Une cause imprévue précipita les événements. Vers la fin de 1807, à l'époque où Junot se dirigeait vers le Portugal à la tête d'une armée française, le roi d'Espagne tomba très gravement malade. Le prince des Asturies, croyant voir dans les manœuvres de la Reine l'intention de l'éloigner du trône, consulta trois personnes sur lesquelles il pouvait compter; et d'après le conseil des ducs de l'Infantado, de San Carlos, et du chanoine Escoïquiz, son ancien précepteur, il recourut à Napoléon, en lui demandant la main d'une princesse de sa famille. La lettre fut remise à notre ambassadeur à Madrid, le comte de Beauharnais. Mais le brouillon en ayant été indignement soustrait et porté à la Reine, celle-ci poussa Charles IV à agir avec la dernière violence. Ferdinand fut arrêté, privé de son épée et mis en accusation pour avoir voulu attenter à la vie du Roi!… Ses conseillers furent également saisis et mis en jugement comme complices. Cependant, il faut reconnaître que si Ferdinand avait eu des torts, le besoin de défendre ses droits à la couronne, et même peut-être sa vie, les atténua bien grandement.

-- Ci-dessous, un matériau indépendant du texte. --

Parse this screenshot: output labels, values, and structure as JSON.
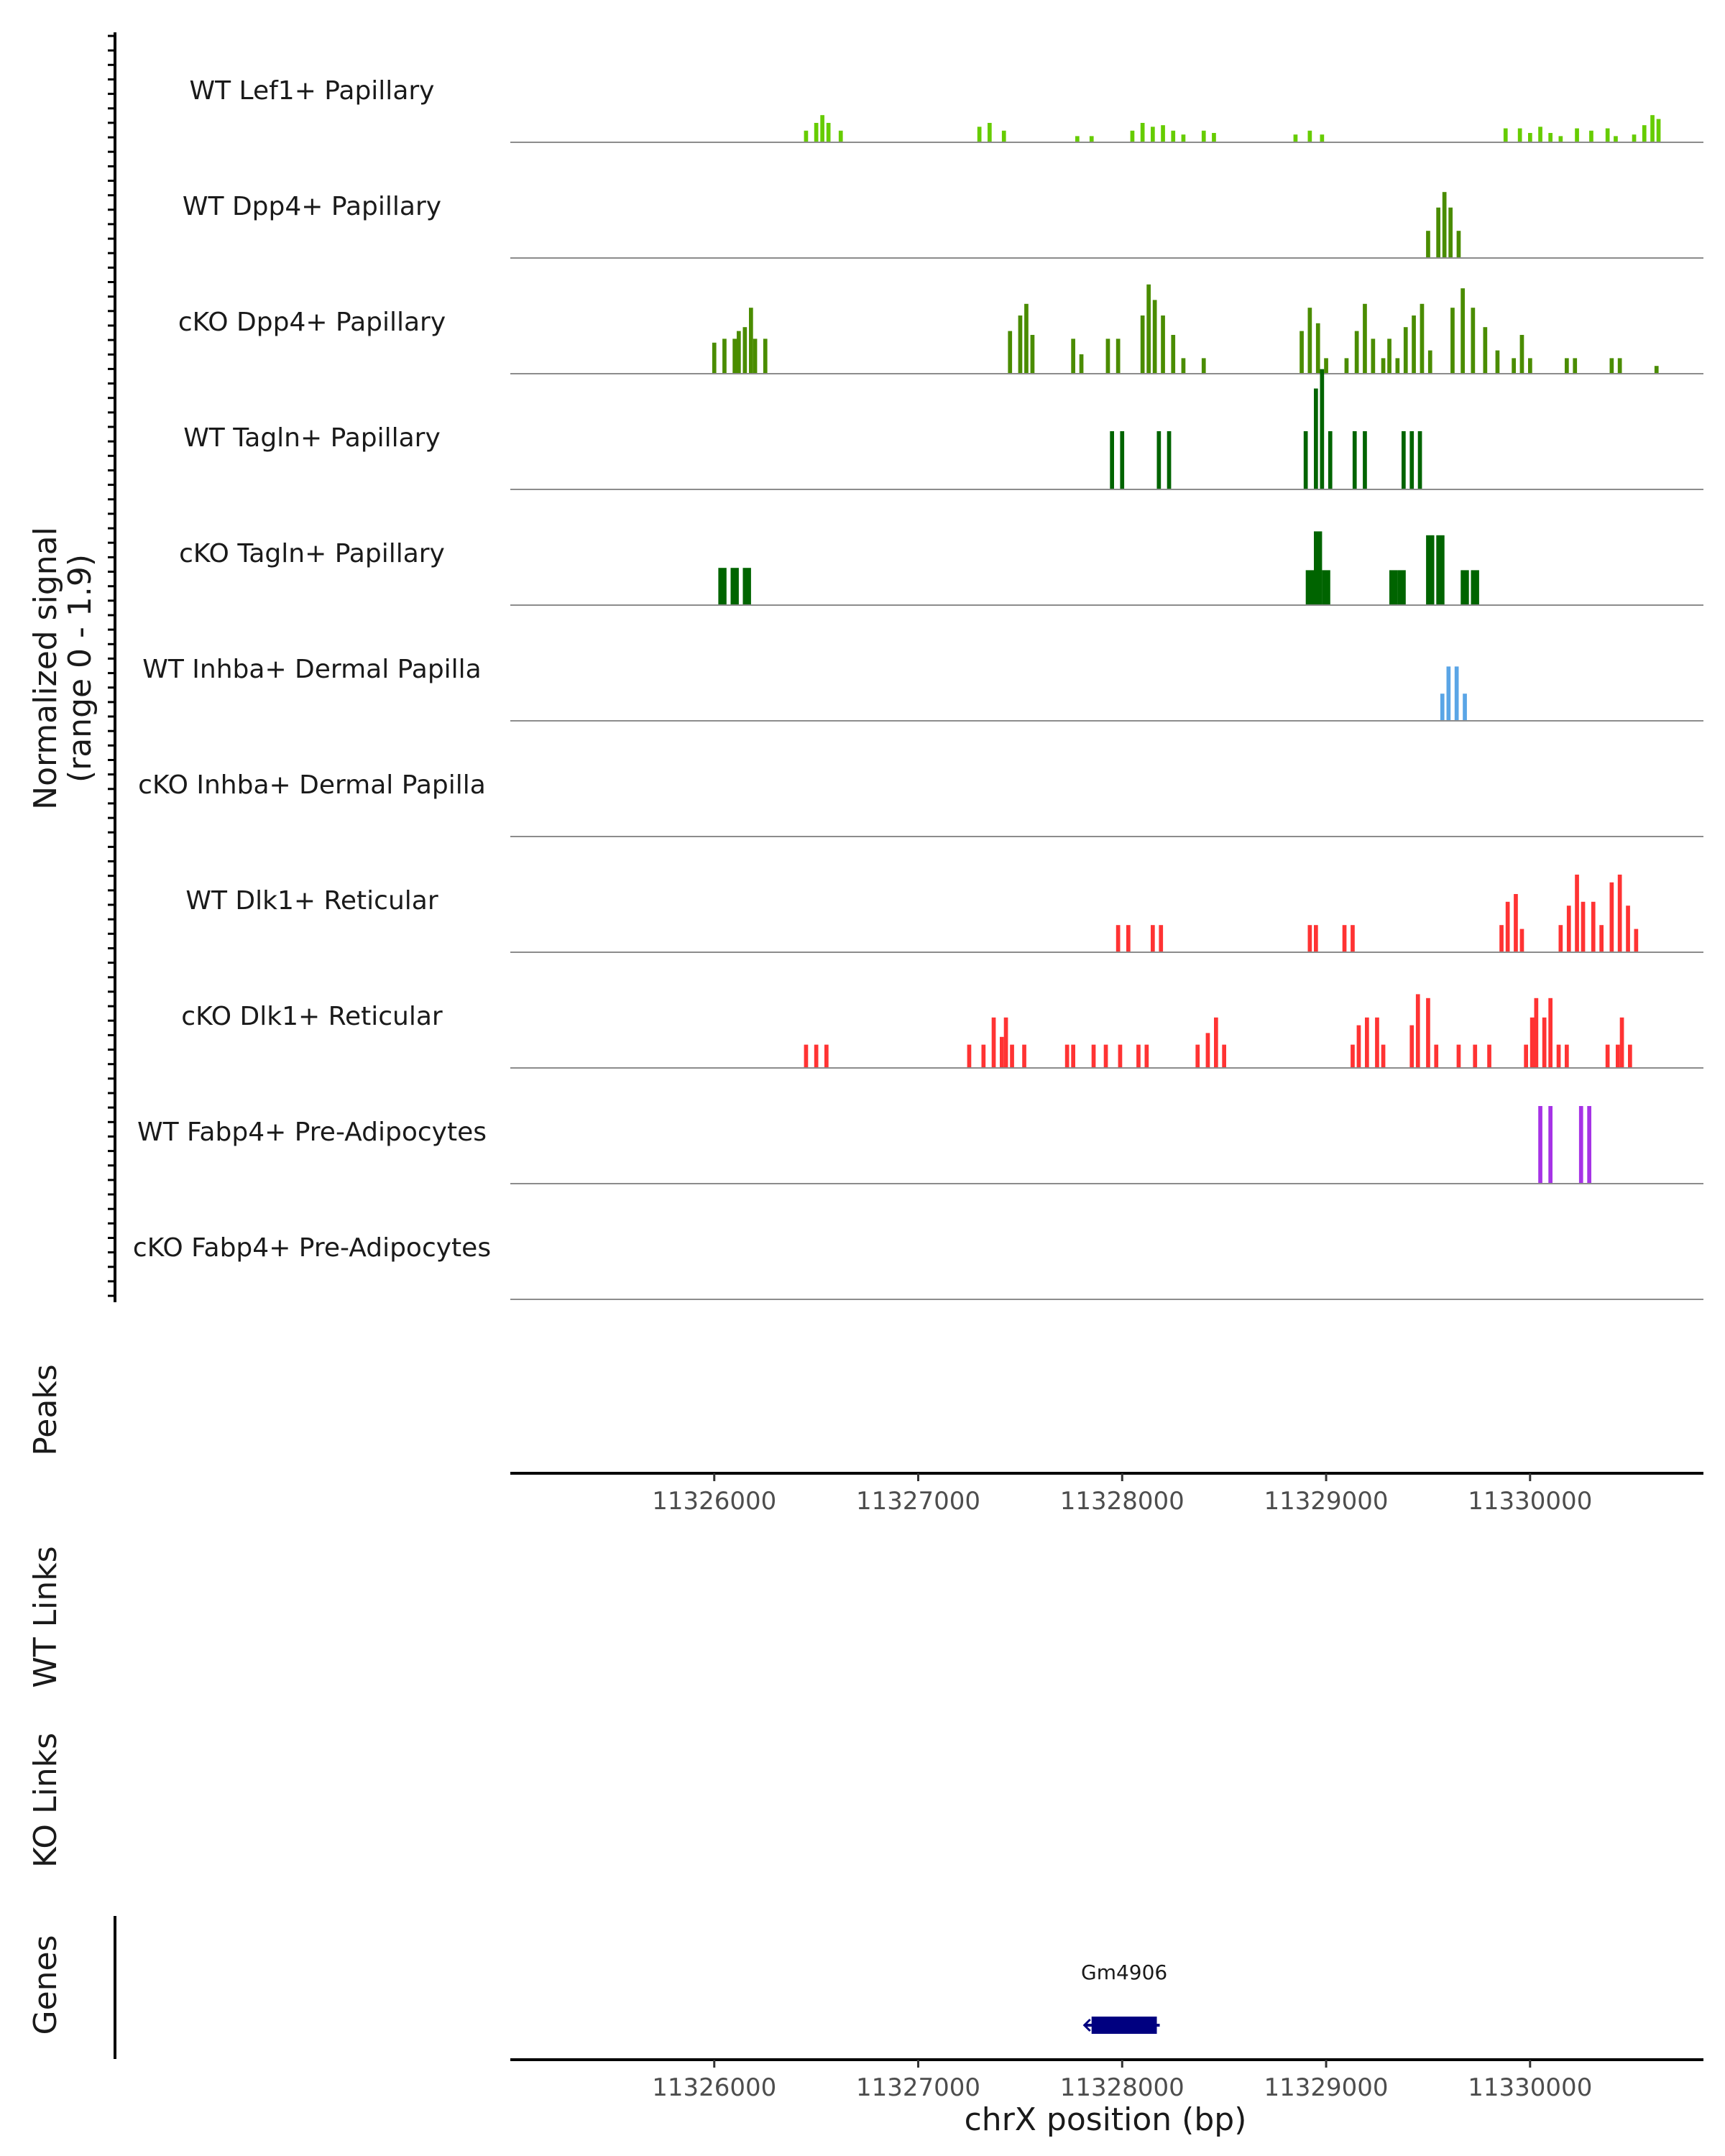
{
  "chart_data": {
    "type": "area",
    "title": "",
    "y_axis_title": "Normalized signal",
    "y_axis_subtitle": "(range 0 - 1.9)",
    "ylim": [
      0,
      1.9
    ],
    "chromosome": "chrX",
    "xlim": [
      11325000,
      11330850
    ],
    "x_ticks": [
      11326000,
      11327000,
      11328000,
      11329000,
      11330000
    ],
    "x_tick_labels": [
      "11326000",
      "11327000",
      "11328000",
      "11329000",
      "11330000"
    ],
    "xlabel": "chrX position (bp)",
    "section_labels": {
      "peaks": "Peaks",
      "wt_links": "WT Links",
      "ko_links": "KO Links",
      "genes": "Genes"
    },
    "series": [
      {
        "name": "WT Lef1+ Papillary",
        "color": "#66cc00",
        "bin": 20,
        "points": [
          [
            11326450,
            0.15
          ],
          [
            11326500,
            0.25
          ],
          [
            11326530,
            0.35
          ],
          [
            11326560,
            0.25
          ],
          [
            11326620,
            0.15
          ],
          [
            11327300,
            0.2
          ],
          [
            11327350,
            0.25
          ],
          [
            11327420,
            0.15
          ],
          [
            11327780,
            0.08
          ],
          [
            11327850,
            0.08
          ],
          [
            11328050,
            0.15
          ],
          [
            11328100,
            0.25
          ],
          [
            11328150,
            0.2
          ],
          [
            11328200,
            0.22
          ],
          [
            11328250,
            0.15
          ],
          [
            11328300,
            0.1
          ],
          [
            11328400,
            0.15
          ],
          [
            11328450,
            0.12
          ],
          [
            11328850,
            0.1
          ],
          [
            11328920,
            0.15
          ],
          [
            11328980,
            0.1
          ],
          [
            11329880,
            0.18
          ],
          [
            11329950,
            0.18
          ],
          [
            11330000,
            0.12
          ],
          [
            11330050,
            0.2
          ],
          [
            11330100,
            0.12
          ],
          [
            11330150,
            0.08
          ],
          [
            11330230,
            0.18
          ],
          [
            11330300,
            0.15
          ],
          [
            11330380,
            0.18
          ],
          [
            11330420,
            0.08
          ],
          [
            11330510,
            0.1
          ],
          [
            11330560,
            0.22
          ],
          [
            11330600,
            0.35
          ],
          [
            11330630,
            0.3
          ]
        ]
      },
      {
        "name": "WT Dpp4+ Papillary",
        "color": "#4a8c00",
        "bin": 20,
        "points": [
          [
            11329500,
            0.35
          ],
          [
            11329550,
            0.65
          ],
          [
            11329580,
            0.85
          ],
          [
            11329610,
            0.65
          ],
          [
            11329650,
            0.35
          ]
        ]
      },
      {
        "name": "cKO Dpp4+ Papillary",
        "color": "#4a8c00",
        "bin": 20,
        "points": [
          [
            11326000,
            0.4
          ],
          [
            11326050,
            0.45
          ],
          [
            11326100,
            0.45
          ],
          [
            11326120,
            0.55
          ],
          [
            11326150,
            0.6
          ],
          [
            11326180,
            0.85
          ],
          [
            11326200,
            0.45
          ],
          [
            11326250,
            0.45
          ],
          [
            11327450,
            0.55
          ],
          [
            11327500,
            0.75
          ],
          [
            11327530,
            0.9
          ],
          [
            11327560,
            0.5
          ],
          [
            11327760,
            0.45
          ],
          [
            11327800,
            0.25
          ],
          [
            11327930,
            0.45
          ],
          [
            11327980,
            0.45
          ],
          [
            11328100,
            0.75
          ],
          [
            11328130,
            1.15
          ],
          [
            11328160,
            0.95
          ],
          [
            11328200,
            0.75
          ],
          [
            11328250,
            0.5
          ],
          [
            11328300,
            0.2
          ],
          [
            11328400,
            0.2
          ],
          [
            11328880,
            0.55
          ],
          [
            11328920,
            0.85
          ],
          [
            11328960,
            0.65
          ],
          [
            11329000,
            0.2
          ],
          [
            11329100,
            0.2
          ],
          [
            11329150,
            0.55
          ],
          [
            11329190,
            0.9
          ],
          [
            11329230,
            0.45
          ],
          [
            11329280,
            0.2
          ],
          [
            11329310,
            0.45
          ],
          [
            11329350,
            0.2
          ],
          [
            11329390,
            0.6
          ],
          [
            11329430,
            0.75
          ],
          [
            11329470,
            0.9
          ],
          [
            11329510,
            0.3
          ],
          [
            11329620,
            0.85
          ],
          [
            11329670,
            1.1
          ],
          [
            11329720,
            0.85
          ],
          [
            11329780,
            0.6
          ],
          [
            11329840,
            0.3
          ],
          [
            11329920,
            0.2
          ],
          [
            11329960,
            0.5
          ],
          [
            11330000,
            0.2
          ],
          [
            11330180,
            0.2
          ],
          [
            11330220,
            0.2
          ],
          [
            11330400,
            0.2
          ],
          [
            11330440,
            0.2
          ],
          [
            11330620,
            0.1
          ]
        ]
      },
      {
        "name": "WT Tagln+ Papillary",
        "color": "#006400",
        "bin": 20,
        "points": [
          [
            11327950,
            0.75
          ],
          [
            11328000,
            0.75
          ],
          [
            11328180,
            0.75
          ],
          [
            11328230,
            0.75
          ],
          [
            11328900,
            0.75
          ],
          [
            11328950,
            1.3
          ],
          [
            11328980,
            1.55
          ],
          [
            11329020,
            0.75
          ],
          [
            11329140,
            0.75
          ],
          [
            11329190,
            0.75
          ],
          [
            11329380,
            0.75
          ],
          [
            11329420,
            0.75
          ],
          [
            11329460,
            0.75
          ]
        ]
      },
      {
        "name": "cKO Tagln+ Papillary",
        "color": "#006400",
        "bin": 40,
        "points": [
          [
            11326040,
            0.48
          ],
          [
            11326100,
            0.48
          ],
          [
            11326160,
            0.48
          ],
          [
            11328920,
            0.45
          ],
          [
            11328960,
            0.95
          ],
          [
            11329000,
            0.45
          ],
          [
            11329330,
            0.45
          ],
          [
            11329370,
            0.45
          ],
          [
            11329510,
            0.9
          ],
          [
            11329560,
            0.9
          ],
          [
            11329680,
            0.45
          ],
          [
            11329730,
            0.45
          ]
        ]
      },
      {
        "name": "WT Inhba+ Dermal Papilla",
        "color": "#5aa5e6",
        "bin": 20,
        "points": [
          [
            11329570,
            0.35
          ],
          [
            11329600,
            0.7
          ],
          [
            11329640,
            0.7
          ],
          [
            11329680,
            0.35
          ]
        ]
      },
      {
        "name": "cKO Inhba+ Dermal Papilla",
        "color": "#5aa5e6",
        "bin": 20,
        "points": []
      },
      {
        "name": "WT Dlk1+ Reticular",
        "color": "#ff3333",
        "bin": 20,
        "points": [
          [
            11327980,
            0.35
          ],
          [
            11328030,
            0.35
          ],
          [
            11328150,
            0.35
          ],
          [
            11328190,
            0.35
          ],
          [
            11328920,
            0.35
          ],
          [
            11328950,
            0.35
          ],
          [
            11329090,
            0.35
          ],
          [
            11329130,
            0.35
          ],
          [
            11329860,
            0.35
          ],
          [
            11329890,
            0.65
          ],
          [
            11329930,
            0.75
          ],
          [
            11329960,
            0.3
          ],
          [
            11330150,
            0.35
          ],
          [
            11330190,
            0.6
          ],
          [
            11330230,
            1.0
          ],
          [
            11330260,
            0.65
          ],
          [
            11330310,
            0.65
          ],
          [
            11330350,
            0.35
          ],
          [
            11330400,
            0.9
          ],
          [
            11330440,
            1.0
          ],
          [
            11330480,
            0.6
          ],
          [
            11330520,
            0.3
          ]
        ]
      },
      {
        "name": "cKO Dlk1+ Reticular",
        "color": "#ff3333",
        "bin": 20,
        "points": [
          [
            11326450,
            0.3
          ],
          [
            11326500,
            0.3
          ],
          [
            11326550,
            0.3
          ],
          [
            11327250,
            0.3
          ],
          [
            11327320,
            0.3
          ],
          [
            11327370,
            0.65
          ],
          [
            11327410,
            0.4
          ],
          [
            11327430,
            0.65
          ],
          [
            11327460,
            0.3
          ],
          [
            11327520,
            0.3
          ],
          [
            11327730,
            0.3
          ],
          [
            11327760,
            0.3
          ],
          [
            11327860,
            0.3
          ],
          [
            11327920,
            0.3
          ],
          [
            11327990,
            0.3
          ],
          [
            11328080,
            0.3
          ],
          [
            11328120,
            0.3
          ],
          [
            11328370,
            0.3
          ],
          [
            11328420,
            0.45
          ],
          [
            11328460,
            0.65
          ],
          [
            11328500,
            0.3
          ],
          [
            11329130,
            0.3
          ],
          [
            11329160,
            0.55
          ],
          [
            11329200,
            0.65
          ],
          [
            11329250,
            0.65
          ],
          [
            11329280,
            0.3
          ],
          [
            11329420,
            0.55
          ],
          [
            11329450,
            0.95
          ],
          [
            11329500,
            0.9
          ],
          [
            11329540,
            0.3
          ],
          [
            11329650,
            0.3
          ],
          [
            11329730,
            0.3
          ],
          [
            11329800,
            0.3
          ],
          [
            11329980,
            0.3
          ],
          [
            11330010,
            0.65
          ],
          [
            11330030,
            0.9
          ],
          [
            11330070,
            0.65
          ],
          [
            11330100,
            0.9
          ],
          [
            11330140,
            0.3
          ],
          [
            11330180,
            0.3
          ],
          [
            11330380,
            0.3
          ],
          [
            11330430,
            0.3
          ],
          [
            11330450,
            0.65
          ],
          [
            11330490,
            0.3
          ]
        ]
      },
      {
        "name": "WT Fabp4+ Pre-Adipocytes",
        "color": "#a633e6",
        "bin": 20,
        "points": [
          [
            11330050,
            1.0
          ],
          [
            11330100,
            1.0
          ],
          [
            11330250,
            1.0
          ],
          [
            11330290,
            1.0
          ]
        ]
      },
      {
        "name": "cKO Fabp4+ Pre-Adipocytes",
        "color": "#a633e6",
        "bin": 20,
        "points": []
      }
    ],
    "genes": [
      {
        "name": "Gm4906",
        "start": 11327850,
        "end": 11328170,
        "strand": "-",
        "color": "#000080"
      }
    ]
  }
}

Ces faits étaient trop graves pour que le roi d'Espagne n'en informât pas les souverains et surtout l'empereur des Français, son puissant voisin. On a dit, et malheureusement avec raison, que l'ambition de Napoléon l'avait perdu. Mais on a généralement mal compris cette ambition, qui se rapportait surtout à la France. Napoléon voulait la voir si grande et si puissante de son vivant qu'elle fût inattaquable après lui: d'abord, en abaissant la puissance de l'Angleterre; en second lieu, en ne laissant subsister dans l'Europe centrale et méridionale que des États ayant les mêmes intérêts que la France, la considérant comme leur appui, et toujours prêts à la soutenir. Ce projet gigantesque eût exigé le travail lent et méthodique de deux règnes et de deux souverains comme Napoléon. La précipitation le perdit, et ses premiers succès l'aveuglèrent. Il crut ne pas trouver plus de résistance en Espagne qu'il n'en avait éprouvé en Hollande, en Westphalie, à Naples, où il avait établi ses frères, non plus que dans le Portugal, si facilement conquis.

En apprenant les scènes de l'Escurial, l'Empereur crut le moment favorable et voulut profiter de l'occasion. Il espérait que la nation espagnole, lasse de tant de turpitudes, se jetterait dans ses bras. Il ne connaissait pas ce peuple qui pousse jusqu'à la frénésie la haine de l'étranger. Mais en admettant, ce qui est vrai, que beaucoup d'Espagnols éclairés portassent leurs yeux sur Napoléon pour régénérer leur pays, il faut convenir que sa conduite fut bien faite pour détruire leurs illusions.

En effet, sous prétexte qu'il fallait garantir les côtes de la Péninsule d'une invasion anglaise, l'Empereur, au lieu de rendre à l'Espagne l'armée du marquis de La Romana qui lui avait été prêtée pour la guerre du Nord, et dont il n'avait plus besoin depuis la paix de Tilsitt, fit entrer en Espagne un corps de vingt-cinq mille hommes commandé par Dupont, qui fut bientôt suivi de trente-quatre mille soldats conduits par le maréchal Moncey. L'arrivée de ce grand nombre de troupes étrangères fut considérée comme une réponse à la demande de secours adressée par le prince des Asturies. Napoléon pouvait en ce moment s'attacher pour toujours la nation espagnole, en donnant à ce dernier la fille de son frère Lucien, qui fût devenue un trait d'union entre les deux peuples. Malheureusement, l'Empereur ne crut pas ce moyen d'une efficacité suffisante.

L'arrestation et la mise en jugement de Ferdinand avaient produit dans toutes les parties du royaume une telle irritation et soulevé à un si haut degré l'indignation publique contre la Reine et Godoy, que celui-ci, n'osant poursuivre ses projets, se décida à jouer le rôle de médiateur entre le Roi et son fils; toutefois personne n'en fut dupe.